Smaller metropolitan areas appear to be leading the country in a return to normal levels of economic and housing activity the National Association of Home Builders (NAHB) said today. The associations Leading Markets Index, product in conjunction with First American Title Insurance, shows 54 metropolitan areas are currently operating above the LMI’s baseline level and NBHA says “most of them” are what are considered small markets. The index’s nationwide score of .86 indicates that, based on current permits, prices and employment data, the nationwide market is running at 86 percent of normal economic and housing activity.
NAHB tracks 350 metro areas for its index which replaces the older Improving Markets list. The index uses the same data bases as Improving Markets; employment information from the Bureau of Labor Statistics, home prices provided by Freddie Mac, but shifts the focus from identifying markets that have recently begun to recover to identifying areas that are approaching and exceeding previous normal levels of economic and housing activity.
Each market is scored by taking its average permit, price, and employment levels for the past 12 months and dividing each by its annual average over the last period of normal growth. For single-family permits and home prices, 2000-2003 is used as the last normal period, and for employment, 2007 is the base comparison. The three components are then averaged to provide an overall score for each market; a national score is calculated based on national measures of the three metrics. An index value above one indicates that a market has advanced beyond its previous normal level of economic activity.
Because the October government shutdown limited access to much of the needed data NAHB combined the November and December LMI reports. The figures for November showed that 55 housing markets were operating at or above their last normal levels and the nationwide market was operating at 85 percent of normal growth.
“This index shows that most housing markets across the nation are continuing a slow, gradual climb back to normal levels,” said NAHB Chairman Rick Judson. “Policymakers must guard against actions that could impede or even reverse the modest gains of the past year.”

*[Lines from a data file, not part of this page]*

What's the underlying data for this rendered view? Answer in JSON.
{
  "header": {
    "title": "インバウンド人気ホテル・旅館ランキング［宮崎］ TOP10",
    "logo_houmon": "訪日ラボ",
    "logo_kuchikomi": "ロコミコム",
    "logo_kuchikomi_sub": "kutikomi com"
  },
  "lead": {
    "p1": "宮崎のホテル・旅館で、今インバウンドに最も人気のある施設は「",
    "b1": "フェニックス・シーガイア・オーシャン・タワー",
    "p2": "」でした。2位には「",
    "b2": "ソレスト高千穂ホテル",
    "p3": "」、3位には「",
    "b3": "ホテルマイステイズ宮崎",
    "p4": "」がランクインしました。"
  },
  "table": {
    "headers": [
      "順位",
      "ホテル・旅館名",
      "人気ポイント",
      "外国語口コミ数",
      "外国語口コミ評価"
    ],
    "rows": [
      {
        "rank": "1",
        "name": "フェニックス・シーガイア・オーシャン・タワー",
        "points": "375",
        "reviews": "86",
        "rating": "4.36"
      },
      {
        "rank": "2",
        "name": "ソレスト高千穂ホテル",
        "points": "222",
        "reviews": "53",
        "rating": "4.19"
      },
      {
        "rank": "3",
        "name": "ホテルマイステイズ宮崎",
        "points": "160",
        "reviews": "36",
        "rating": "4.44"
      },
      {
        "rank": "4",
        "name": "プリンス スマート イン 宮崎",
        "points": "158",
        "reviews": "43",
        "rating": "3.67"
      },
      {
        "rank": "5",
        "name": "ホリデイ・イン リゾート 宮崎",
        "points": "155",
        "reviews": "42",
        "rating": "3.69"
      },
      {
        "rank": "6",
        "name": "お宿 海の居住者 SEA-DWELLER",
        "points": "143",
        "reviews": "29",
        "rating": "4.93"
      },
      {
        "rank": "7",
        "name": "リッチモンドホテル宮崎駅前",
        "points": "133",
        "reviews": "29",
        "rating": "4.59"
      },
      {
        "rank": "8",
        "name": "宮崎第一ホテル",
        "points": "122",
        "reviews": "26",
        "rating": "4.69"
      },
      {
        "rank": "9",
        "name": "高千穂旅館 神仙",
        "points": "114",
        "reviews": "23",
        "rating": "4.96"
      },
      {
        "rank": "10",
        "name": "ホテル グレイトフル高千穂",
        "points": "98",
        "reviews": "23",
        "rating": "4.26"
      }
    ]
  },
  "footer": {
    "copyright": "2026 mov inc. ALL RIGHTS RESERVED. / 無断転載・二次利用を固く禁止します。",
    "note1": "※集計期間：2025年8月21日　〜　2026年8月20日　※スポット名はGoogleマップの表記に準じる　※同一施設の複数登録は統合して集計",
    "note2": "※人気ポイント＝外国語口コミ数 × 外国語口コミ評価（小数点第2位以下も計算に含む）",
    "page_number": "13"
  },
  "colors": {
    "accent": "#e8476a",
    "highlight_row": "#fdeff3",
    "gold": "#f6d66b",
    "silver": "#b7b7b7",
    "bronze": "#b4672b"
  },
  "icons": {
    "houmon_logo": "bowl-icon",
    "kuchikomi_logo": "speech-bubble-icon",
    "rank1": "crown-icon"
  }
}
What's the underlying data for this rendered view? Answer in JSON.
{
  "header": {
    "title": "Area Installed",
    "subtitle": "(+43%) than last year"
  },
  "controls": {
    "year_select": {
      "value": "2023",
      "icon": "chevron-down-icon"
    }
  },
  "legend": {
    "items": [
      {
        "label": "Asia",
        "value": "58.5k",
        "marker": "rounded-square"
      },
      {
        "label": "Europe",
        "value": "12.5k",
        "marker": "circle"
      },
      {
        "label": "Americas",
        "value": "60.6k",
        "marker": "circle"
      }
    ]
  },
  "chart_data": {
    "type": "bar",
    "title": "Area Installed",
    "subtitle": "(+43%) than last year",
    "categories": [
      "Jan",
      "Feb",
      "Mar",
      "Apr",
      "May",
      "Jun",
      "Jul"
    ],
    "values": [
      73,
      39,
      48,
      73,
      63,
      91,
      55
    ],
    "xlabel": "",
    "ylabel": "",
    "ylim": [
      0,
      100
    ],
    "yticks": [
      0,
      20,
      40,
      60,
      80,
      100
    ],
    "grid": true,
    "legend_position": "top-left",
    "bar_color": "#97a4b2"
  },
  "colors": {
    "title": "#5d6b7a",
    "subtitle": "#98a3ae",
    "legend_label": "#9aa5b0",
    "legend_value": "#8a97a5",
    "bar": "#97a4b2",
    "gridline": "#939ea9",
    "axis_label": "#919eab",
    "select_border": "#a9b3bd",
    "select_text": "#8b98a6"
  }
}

Noting that smaller metros accounted for most of the 54 markets on the current LMI that are at or above normal levels, NAHB Chief Economist David Crowe said that “smaller markets are leading the way, particularly where energy is the primary economic driver. Nearly half of the markets in the top 54 are in the energy states of Texas, Louisiana, North Dakota, Wyoming and Montana.”
“The fact that more than 125 markets on this month’s LMI are showing activity levels of at least 90 percent of previous norms bodes well for a continuing housing recovery in 2014,” said Kurt Pfotenhauer, vice chairman of First American Title.
Baton Rouge, La., tops the list of major metros on the LMI, with a score of 1.42 – or 42 percent better than its last normal market level. Other major metros at the top of the list include Honolulu, Oklahoma City, Austin and Houston, Texas, as well as Pittsburgh – all of whose LMI scores indicate that their market activity now exceeds previous norms.
Looking at smaller metros, both Odessa and Midland, Texas, boast LMI scores of 2.0 or better, meaning that their markets are now at double their strength prior to the recession. Also at the top of the list of smaller metros are Casper, Wyo.; Bismarck, N.D.; and Grand Forks, N.D., respectively.